In an internal address on Slack to his employees about the suspension, Vogt stuck to his message: “Safety is at the core of everything we do here at Cruise.” Days later, the company said it would voluntarily pause fully driverless rides in Phoenix and Austin, meaning its fleet will be operating only with human supervision: a flesh-and-blood backup to the artificial intelligence.
“This strikes me as deeply irresponsible at the management level to be authorizing and pursuing deployment or driverless testing, and to be publicly representing that the systems are reasonably safe,” said Bryant Walker Smith, a University of South Carolina law professor and engineer who studies automated driving.
Though AV companies enjoy a reputation in Silicon Valley as bearers of a techno-optimist transit utopia — a world of intelligent cars that never drive drunk, tired, or distracted — the internal materials reviewed by The Intercept reveal an underlying tension between potentially life-and-death engineering problems and the effort to deliver the future as quickly as possible.

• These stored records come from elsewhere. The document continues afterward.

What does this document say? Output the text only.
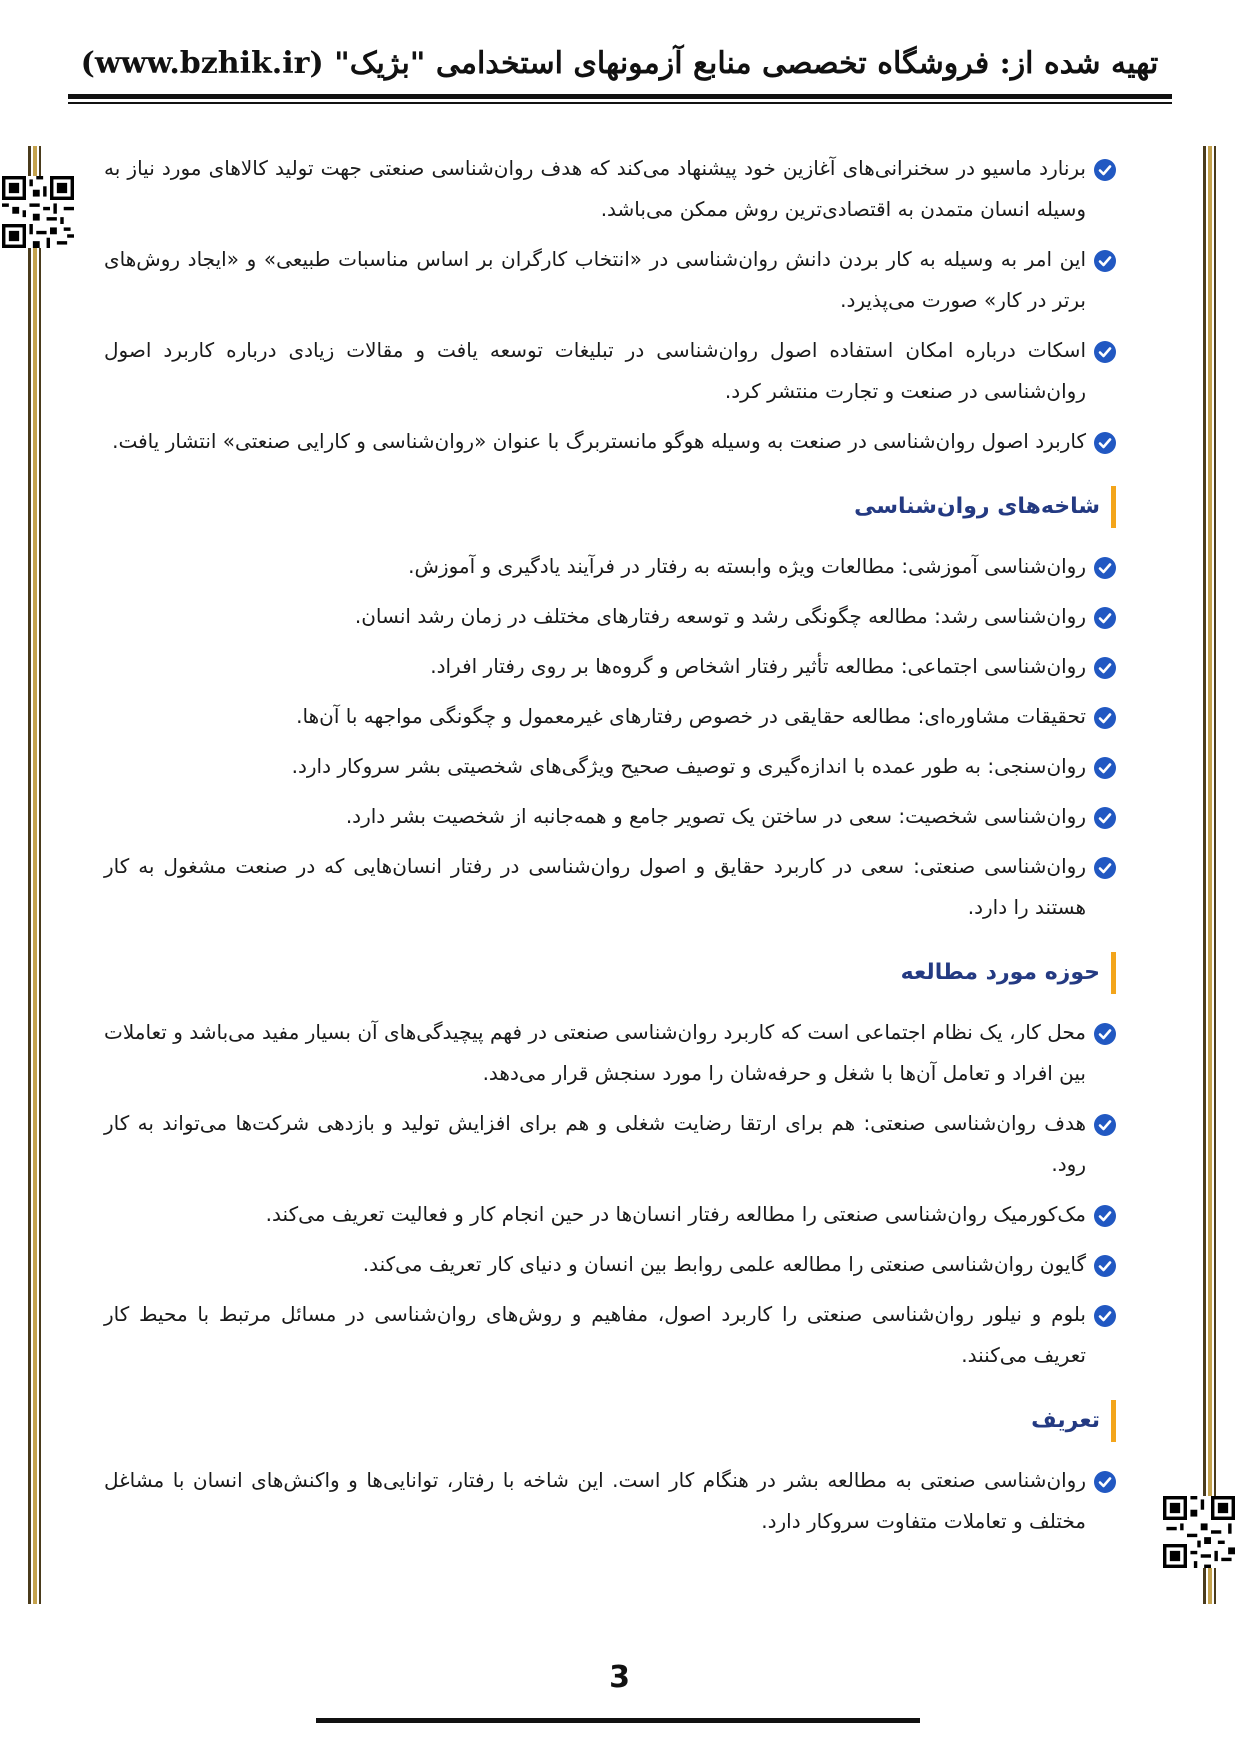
تهیه شده از: فروشگاه تخصصی منابع آزمونهای استخدامی "بژیک" (www.bzhik.ir)
برنارد ماسیو در سخنرانی‌های آغازین خود پیشنهاد می‌کند که هدف روان‌شناسی صنعتی جهت تولید کالاهای مورد نیاز به وسیله انسان متمدن به اقتصادی‌ترین روش ممکن می‌باشد.
این امر به وسیله به کار بردن دانش روان‌شناسی در «انتخاب کارگران بر اساس مناسبات طبیعی» و «ایجاد روش‌های برتر در کار» صورت می‌پذیرد.
اسکات درباره امکان استفاده اصول روان‌شناسی در تبلیغات توسعه یافت و مقالات زیادی درباره کاربرد اصول روان‌شناسی در صنعت و تجارت منتشر کرد.
کاربرد اصول روان‌شناسی در صنعت به وسیله هوگو مانستربرگ با عنوان «روان‌شناسی و کارایی صنعتی» انتشار یافت.
شاخه‌های روان‌شناسی
روان‌شناسی آموزشی: مطالعات ویژه وابسته به رفتار در فرآیند یادگیری و آموزش.
روان‌شناسی رشد: مطالعه چگونگی رشد و توسعه رفتارهای مختلف در زمان رشد انسان.
روان‌شناسی اجتماعی: مطالعه تأثیر رفتار اشخاص و گروه‌ها بر روی رفتار افراد.
تحقیقات مشاوره‌ای: مطالعه حقایقی در خصوص رفتارهای غیرمعمول و چگونگی مواجهه با آن‌ها.
روان‌سنجی: به طور عمده با اندازه‌گیری و توصیف صحیح ویژگی‌های شخصیتی بشر سروکار دارد.
روان‌شناسی شخصیت: سعی در ساختن یک تصویر جامع و همه‌جانبه از شخصیت بشر دارد.
روان‌شناسی صنعتی: سعی در کاربرد حقایق و اصول روان‌شناسی در رفتار انسان‌هایی که در صنعت مشغول به کار هستند را دارد.
حوزه مورد مطالعه
محل کار، یک نظام اجتماعی است که کاربرد روان‌شناسی صنعتی در فهم پیچیدگی‌های آن بسیار مفید می‌باشد و تعاملات بین افراد و تعامل آن‌ها با شغل و حرفه‌شان را مورد سنجش قرار می‌دهد.
هدف روان‌شناسی صنعتی: هم برای ارتقا رضایت شغلی و هم برای افزایش تولید و بازدهی شرکت‌ها می‌تواند به کار رود.
مک‌کورمیک روان‌شناسی صنعتی را مطالعه رفتار انسان‌ها در حین انجام کار و فعالیت تعریف می‌کند.
گایون روان‌شناسی صنعتی را مطالعه علمی روابط بین انسان و دنیای کار تعریف می‌کند.
بلوم و نیلور روان‌شناسی صنعتی را کاربرد اصول، مفاهیم و روش‌های روان‌شناسی در مسائل مرتبط با محیط کار تعریف می‌کنند.
تعریف
روان‌شناسی صنعتی به مطالعه بشر در هنگام کار است. این شاخه با رفتار، توانایی‌ها و واکنش‌های انسان با مشاغل مختلف و تعاملات متفاوت سروکار دارد.
3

It appears this concern wasn’t hypothetical: Video footage captured from a Cruise vehicle reviewed by The Intercept shows one self-driving car, operating in an unnamed city, driving directly up to a construction pit with multiple workers inside.
According to one safety memo, Cruise began operating fewer driverless cars during daytime hours to avoid encountering children, a move it deemed effective at mitigating the overall risk without fixing the underlying technical problem.
The original article contains 3,018 words, the summary contains 273 words. Saved 91%. I’m a bot and I’m open source!
Cruisin’ for a bruisin’
Not the article topic I expected for “I swear I didn’t know that was a child”.